Aller au contenu

n°22

Τι. Κλαύδιος Δάμαρχος


Transcription : Ti. Claudius Damarchus



Présentation : Ti. Claudius Damarchus est le premier prêtre des empereurs connu à Érésos. Il a porté plusieurs titres différents au cours de sa longue carrière qui s'étend du règne d'Auguste à celui de Claude. Sous le règne d'Auguste, il est simplement « prêtre d'Auguste » (1)a. Sous Tibère, il apparaît sur deux bases de statues : sur celle de l'empereur (2), son titre de prêtre n'apparaît pas, car la fin de l'inscription est perdue, tandis que, sur celle de Germanicus (3), il est simplement [archiereus]. Ce n'est que sous Claude que l'on peut lire la titulature la plus longue, qui associe aux Augustes tous les dieux et toutes les déesses (4, 5).
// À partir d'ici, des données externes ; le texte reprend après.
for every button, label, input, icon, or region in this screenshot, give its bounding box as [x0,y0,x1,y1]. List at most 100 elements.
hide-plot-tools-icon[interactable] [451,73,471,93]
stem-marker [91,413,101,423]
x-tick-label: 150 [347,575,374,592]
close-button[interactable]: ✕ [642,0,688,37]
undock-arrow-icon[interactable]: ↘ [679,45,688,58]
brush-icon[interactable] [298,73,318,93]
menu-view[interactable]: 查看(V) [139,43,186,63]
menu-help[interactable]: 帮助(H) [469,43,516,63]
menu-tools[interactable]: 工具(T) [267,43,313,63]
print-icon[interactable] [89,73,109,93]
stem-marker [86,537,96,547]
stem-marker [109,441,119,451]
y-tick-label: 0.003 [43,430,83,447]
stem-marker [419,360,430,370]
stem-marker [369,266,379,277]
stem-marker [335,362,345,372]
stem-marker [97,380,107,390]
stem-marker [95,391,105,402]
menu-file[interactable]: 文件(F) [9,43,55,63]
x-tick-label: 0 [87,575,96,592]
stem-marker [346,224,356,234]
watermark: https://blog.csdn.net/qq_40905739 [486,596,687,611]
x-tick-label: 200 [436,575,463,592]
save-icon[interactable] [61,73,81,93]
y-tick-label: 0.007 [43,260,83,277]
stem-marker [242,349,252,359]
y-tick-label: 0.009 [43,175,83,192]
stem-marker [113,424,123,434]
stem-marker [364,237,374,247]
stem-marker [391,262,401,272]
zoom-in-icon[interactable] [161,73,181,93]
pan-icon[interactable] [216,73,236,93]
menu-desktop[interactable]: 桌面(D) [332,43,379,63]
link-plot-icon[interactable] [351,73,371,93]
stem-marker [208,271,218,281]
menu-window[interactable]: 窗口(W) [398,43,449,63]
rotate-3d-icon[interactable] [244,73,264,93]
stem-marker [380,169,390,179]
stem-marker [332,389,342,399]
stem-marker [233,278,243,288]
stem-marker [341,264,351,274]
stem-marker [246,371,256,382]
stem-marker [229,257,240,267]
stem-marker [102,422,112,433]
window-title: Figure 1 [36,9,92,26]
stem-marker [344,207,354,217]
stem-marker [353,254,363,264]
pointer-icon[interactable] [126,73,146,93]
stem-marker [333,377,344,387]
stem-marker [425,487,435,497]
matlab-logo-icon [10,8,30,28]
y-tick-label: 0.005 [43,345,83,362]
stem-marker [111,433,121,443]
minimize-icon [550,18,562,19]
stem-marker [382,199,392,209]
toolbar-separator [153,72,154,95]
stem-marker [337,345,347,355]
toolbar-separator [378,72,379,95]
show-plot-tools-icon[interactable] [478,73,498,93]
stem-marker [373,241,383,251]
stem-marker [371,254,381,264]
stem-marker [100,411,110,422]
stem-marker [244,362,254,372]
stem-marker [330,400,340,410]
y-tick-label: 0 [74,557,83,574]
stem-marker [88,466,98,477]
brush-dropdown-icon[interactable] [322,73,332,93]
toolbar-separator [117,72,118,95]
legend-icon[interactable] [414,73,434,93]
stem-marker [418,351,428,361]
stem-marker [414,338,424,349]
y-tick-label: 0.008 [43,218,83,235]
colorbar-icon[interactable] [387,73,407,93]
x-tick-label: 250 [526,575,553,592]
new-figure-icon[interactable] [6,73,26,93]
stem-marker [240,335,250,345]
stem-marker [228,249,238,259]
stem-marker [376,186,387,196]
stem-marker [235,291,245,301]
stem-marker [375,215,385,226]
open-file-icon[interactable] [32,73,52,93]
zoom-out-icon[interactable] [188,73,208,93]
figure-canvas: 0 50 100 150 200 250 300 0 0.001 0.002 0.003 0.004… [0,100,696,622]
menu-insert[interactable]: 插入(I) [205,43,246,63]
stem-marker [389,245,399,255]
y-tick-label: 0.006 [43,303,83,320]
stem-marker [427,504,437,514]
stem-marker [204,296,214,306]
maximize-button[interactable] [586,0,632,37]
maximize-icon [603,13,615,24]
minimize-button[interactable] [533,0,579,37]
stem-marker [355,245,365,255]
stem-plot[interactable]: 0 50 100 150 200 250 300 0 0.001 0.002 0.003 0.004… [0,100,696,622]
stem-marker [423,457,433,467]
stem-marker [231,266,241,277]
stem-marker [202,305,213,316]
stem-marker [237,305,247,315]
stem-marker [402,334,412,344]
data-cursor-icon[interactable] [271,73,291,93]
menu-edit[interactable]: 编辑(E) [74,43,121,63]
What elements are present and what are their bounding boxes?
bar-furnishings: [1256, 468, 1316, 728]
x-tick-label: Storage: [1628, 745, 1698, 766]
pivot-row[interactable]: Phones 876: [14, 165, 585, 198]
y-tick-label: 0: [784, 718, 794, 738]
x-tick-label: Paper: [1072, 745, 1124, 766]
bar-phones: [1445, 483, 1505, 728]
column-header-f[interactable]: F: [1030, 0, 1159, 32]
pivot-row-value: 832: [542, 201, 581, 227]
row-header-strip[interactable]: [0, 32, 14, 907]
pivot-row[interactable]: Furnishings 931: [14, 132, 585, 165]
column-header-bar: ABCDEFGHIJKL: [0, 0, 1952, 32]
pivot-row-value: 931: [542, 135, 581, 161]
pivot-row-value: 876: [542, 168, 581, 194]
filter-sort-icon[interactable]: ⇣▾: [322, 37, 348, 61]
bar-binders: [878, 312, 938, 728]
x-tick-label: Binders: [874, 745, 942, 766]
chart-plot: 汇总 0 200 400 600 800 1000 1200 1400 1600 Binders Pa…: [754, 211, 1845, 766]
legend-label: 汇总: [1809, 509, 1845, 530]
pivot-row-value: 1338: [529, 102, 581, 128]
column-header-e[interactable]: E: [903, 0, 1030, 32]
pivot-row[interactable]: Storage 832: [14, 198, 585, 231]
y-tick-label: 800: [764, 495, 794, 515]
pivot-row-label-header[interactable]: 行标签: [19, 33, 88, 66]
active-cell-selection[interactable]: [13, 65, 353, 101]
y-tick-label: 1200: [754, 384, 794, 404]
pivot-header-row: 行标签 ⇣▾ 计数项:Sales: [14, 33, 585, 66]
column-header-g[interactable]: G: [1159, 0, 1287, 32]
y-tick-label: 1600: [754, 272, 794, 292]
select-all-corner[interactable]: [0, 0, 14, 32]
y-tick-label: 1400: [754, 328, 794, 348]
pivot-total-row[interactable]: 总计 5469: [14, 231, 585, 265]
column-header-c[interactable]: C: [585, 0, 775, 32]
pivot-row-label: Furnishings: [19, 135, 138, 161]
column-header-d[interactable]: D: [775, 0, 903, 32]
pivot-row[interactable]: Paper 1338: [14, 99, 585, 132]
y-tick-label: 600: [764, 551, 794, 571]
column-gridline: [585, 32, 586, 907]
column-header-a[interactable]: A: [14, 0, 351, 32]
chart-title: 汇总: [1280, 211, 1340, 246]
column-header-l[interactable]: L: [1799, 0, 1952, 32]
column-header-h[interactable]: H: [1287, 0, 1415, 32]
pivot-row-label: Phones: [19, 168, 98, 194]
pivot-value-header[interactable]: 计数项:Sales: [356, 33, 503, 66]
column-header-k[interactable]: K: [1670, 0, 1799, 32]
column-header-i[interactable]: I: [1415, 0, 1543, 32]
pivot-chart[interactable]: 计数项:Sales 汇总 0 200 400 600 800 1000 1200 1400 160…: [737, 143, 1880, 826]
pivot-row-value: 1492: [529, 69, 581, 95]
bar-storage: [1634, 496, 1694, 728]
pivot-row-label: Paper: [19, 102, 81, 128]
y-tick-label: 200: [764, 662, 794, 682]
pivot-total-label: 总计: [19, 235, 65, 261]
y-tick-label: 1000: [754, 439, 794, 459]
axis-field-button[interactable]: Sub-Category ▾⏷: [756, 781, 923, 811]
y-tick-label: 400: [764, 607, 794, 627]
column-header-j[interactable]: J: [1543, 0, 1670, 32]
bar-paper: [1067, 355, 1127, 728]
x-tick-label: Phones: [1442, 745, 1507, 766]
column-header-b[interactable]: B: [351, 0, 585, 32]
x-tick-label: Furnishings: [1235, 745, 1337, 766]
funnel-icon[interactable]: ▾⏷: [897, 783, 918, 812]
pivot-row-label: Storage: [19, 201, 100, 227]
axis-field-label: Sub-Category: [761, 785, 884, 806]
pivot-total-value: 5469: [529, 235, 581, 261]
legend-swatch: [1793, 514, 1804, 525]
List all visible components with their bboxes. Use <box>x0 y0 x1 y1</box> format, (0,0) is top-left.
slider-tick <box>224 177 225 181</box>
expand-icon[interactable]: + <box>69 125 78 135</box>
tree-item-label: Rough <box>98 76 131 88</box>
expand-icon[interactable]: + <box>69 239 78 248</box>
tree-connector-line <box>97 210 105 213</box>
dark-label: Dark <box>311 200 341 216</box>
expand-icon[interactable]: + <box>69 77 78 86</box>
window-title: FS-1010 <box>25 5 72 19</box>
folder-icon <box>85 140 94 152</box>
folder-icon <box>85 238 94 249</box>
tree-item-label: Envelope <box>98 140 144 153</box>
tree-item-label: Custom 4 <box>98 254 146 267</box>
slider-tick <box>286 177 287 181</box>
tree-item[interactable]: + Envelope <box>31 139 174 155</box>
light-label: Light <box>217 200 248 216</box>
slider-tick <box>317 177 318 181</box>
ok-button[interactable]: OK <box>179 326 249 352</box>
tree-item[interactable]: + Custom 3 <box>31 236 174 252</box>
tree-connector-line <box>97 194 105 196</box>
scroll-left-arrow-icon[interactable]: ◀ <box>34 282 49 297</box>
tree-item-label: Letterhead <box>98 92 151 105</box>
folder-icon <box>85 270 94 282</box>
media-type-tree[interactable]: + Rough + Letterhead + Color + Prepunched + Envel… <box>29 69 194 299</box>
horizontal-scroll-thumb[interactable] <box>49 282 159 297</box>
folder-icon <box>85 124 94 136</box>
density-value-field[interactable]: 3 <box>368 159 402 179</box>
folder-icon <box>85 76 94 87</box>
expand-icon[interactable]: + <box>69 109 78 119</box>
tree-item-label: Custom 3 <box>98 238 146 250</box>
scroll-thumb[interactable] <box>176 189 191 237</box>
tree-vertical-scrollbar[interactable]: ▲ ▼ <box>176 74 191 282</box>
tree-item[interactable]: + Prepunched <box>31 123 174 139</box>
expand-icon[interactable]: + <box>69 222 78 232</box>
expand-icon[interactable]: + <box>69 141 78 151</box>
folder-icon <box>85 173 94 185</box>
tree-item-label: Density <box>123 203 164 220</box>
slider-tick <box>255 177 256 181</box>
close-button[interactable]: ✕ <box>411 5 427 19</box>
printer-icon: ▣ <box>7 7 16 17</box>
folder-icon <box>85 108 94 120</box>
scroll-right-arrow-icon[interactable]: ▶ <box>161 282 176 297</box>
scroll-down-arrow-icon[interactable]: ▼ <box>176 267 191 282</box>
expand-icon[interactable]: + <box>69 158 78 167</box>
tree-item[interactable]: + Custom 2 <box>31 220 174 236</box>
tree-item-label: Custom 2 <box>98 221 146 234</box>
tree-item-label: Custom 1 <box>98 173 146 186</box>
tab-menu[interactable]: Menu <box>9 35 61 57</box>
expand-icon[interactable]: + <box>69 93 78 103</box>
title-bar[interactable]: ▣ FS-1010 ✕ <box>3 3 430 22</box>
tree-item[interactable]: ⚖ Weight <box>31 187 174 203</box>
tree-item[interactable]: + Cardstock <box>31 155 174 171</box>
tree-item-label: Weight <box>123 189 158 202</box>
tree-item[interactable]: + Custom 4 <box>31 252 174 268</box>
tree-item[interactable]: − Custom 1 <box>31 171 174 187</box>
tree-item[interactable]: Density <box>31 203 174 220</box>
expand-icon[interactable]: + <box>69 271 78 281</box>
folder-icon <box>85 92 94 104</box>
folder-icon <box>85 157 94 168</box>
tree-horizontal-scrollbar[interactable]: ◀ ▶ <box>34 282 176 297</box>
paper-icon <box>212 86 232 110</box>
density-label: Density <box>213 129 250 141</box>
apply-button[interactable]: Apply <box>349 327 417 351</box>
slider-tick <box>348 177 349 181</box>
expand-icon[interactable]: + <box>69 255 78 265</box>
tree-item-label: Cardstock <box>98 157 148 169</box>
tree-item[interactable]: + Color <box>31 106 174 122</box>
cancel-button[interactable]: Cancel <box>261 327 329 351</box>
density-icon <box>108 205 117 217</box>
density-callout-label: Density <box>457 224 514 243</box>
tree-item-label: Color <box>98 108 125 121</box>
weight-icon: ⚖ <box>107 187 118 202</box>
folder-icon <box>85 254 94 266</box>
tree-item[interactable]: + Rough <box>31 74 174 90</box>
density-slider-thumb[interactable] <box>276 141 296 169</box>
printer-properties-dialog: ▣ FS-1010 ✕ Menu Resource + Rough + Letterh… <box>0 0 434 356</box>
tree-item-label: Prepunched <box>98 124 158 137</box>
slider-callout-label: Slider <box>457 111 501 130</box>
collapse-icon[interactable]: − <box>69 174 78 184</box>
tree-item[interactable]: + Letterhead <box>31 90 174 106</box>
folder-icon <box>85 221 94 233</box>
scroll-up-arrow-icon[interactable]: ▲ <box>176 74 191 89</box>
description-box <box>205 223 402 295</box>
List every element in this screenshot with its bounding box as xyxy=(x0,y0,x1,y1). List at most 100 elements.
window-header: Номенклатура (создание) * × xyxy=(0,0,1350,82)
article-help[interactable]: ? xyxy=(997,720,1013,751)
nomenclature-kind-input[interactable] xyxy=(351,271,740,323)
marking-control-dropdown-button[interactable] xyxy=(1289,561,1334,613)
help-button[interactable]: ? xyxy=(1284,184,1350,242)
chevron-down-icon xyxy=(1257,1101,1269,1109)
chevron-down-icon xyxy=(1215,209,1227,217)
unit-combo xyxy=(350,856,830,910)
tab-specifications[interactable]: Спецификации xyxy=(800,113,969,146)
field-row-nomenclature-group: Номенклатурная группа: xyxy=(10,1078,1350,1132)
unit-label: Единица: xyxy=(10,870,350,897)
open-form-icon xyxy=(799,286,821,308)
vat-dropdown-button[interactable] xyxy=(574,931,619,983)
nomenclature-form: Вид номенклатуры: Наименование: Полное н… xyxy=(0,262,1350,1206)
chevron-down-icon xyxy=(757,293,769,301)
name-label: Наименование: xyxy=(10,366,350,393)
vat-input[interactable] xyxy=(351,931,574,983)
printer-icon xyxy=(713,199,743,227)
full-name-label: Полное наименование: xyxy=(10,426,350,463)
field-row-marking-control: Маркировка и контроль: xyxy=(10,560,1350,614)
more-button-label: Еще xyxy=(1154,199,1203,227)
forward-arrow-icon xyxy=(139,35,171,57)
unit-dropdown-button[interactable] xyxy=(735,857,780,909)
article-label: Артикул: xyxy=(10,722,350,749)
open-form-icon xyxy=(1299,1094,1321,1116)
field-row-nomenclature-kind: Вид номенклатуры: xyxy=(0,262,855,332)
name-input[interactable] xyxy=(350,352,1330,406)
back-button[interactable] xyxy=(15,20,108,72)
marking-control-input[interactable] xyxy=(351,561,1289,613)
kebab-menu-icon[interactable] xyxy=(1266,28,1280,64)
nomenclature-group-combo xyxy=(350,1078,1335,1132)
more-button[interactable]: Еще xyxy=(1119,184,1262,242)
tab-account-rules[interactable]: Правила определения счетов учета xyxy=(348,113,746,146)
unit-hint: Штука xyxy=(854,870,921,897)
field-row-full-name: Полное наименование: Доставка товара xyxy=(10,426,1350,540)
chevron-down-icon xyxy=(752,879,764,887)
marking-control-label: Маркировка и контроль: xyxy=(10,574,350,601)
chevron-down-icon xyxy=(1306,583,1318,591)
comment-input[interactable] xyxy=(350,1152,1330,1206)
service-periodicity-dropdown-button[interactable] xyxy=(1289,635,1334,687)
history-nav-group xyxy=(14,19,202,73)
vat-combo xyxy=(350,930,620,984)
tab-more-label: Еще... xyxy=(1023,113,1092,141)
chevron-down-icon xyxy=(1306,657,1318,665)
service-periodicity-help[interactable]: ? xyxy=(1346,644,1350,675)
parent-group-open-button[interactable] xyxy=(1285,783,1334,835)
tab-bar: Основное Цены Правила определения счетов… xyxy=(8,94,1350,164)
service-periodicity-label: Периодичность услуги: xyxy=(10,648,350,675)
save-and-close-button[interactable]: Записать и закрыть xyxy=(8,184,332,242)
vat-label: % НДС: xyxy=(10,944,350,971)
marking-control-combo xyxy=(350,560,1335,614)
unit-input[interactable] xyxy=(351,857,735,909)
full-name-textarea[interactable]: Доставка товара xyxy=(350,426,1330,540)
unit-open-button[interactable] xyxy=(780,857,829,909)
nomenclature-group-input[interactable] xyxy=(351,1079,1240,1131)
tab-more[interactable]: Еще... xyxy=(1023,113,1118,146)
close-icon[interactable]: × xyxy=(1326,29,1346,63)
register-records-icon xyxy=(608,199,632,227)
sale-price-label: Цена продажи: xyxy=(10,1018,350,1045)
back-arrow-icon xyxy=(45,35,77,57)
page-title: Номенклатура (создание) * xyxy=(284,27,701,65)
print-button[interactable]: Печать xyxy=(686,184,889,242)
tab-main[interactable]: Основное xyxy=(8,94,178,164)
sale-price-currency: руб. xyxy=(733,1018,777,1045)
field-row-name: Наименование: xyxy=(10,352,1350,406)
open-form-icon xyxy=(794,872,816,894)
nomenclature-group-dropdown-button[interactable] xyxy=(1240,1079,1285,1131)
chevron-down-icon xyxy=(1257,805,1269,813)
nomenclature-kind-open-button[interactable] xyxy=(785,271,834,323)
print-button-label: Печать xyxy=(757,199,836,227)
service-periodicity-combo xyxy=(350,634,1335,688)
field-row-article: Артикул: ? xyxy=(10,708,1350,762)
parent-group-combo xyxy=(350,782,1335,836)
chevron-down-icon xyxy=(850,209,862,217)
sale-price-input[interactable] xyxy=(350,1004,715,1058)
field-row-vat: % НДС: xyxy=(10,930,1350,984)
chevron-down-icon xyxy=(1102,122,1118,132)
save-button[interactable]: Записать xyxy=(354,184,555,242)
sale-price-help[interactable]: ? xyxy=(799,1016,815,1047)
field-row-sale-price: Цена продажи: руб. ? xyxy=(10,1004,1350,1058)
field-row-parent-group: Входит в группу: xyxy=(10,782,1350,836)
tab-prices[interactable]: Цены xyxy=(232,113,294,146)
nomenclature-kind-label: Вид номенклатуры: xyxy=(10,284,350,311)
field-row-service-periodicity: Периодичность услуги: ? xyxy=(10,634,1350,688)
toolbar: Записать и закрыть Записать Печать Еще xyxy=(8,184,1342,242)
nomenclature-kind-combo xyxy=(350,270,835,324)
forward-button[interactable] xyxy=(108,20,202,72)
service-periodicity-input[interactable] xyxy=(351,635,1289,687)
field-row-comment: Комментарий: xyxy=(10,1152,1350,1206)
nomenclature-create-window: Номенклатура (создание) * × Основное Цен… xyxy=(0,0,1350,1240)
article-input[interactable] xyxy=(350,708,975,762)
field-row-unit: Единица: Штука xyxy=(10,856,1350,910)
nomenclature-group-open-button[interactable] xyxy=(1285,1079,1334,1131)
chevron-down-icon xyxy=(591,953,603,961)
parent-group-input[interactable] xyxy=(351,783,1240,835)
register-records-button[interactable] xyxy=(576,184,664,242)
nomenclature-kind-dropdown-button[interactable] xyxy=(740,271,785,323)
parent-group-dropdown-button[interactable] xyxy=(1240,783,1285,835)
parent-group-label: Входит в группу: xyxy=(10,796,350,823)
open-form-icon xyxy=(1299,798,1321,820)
Les différents titres portés par Ti. Claudius Damarchus reflètent sans doute l'évolution du culte impérial à Érésos : la grande-prêtrise n'apparaît que sous le règne de Tibère. En outre, comme dans plusieurs autres cités, une grande-prêtrise de tous les dieux a existé sous Claude. Ti. Claudius Damarchus a obtenu la citoyenneté romaine à la fin de sa vie, sous le règne de Claude. En dehors d'une inscription honorifique qui ne mentionne pas le reste de sa carrière, il n'est connu que par des bases de statues d'empereurs ou de leur famille. Il a dû jouer un rôle dans la fondation de la grande-prêtrise, car il est grand-prêtre à vie. Un même contexte doit expliquer, sous Claude, l'apparition du nouveau sacerdoce et l'accession de Damarchus à la citoyenneté romaine. Malheureusement, ce contexte nous échappe. L'inscription honorifique, la plus tardive (5), est dédicacée par M. Caesius Quartus, dont Damarchus a été le professeur, et qui devait être un Italien installé sur l'île de Lesbos.

Notes : a L'inscription n°1 pourrait être se rapporter à plusieurs empereurs, comme le souligne M. Kajava, mais le titre de « père de tout le genre humain » renvoie le plus souvent à Auguste. Une carrière longue, de 10 au début des années 40 après J.-C., n'a rien d'impossible.


Bibliographie : Labarre 1996 p. 126-127 , Kajava 2002a p. 98-104.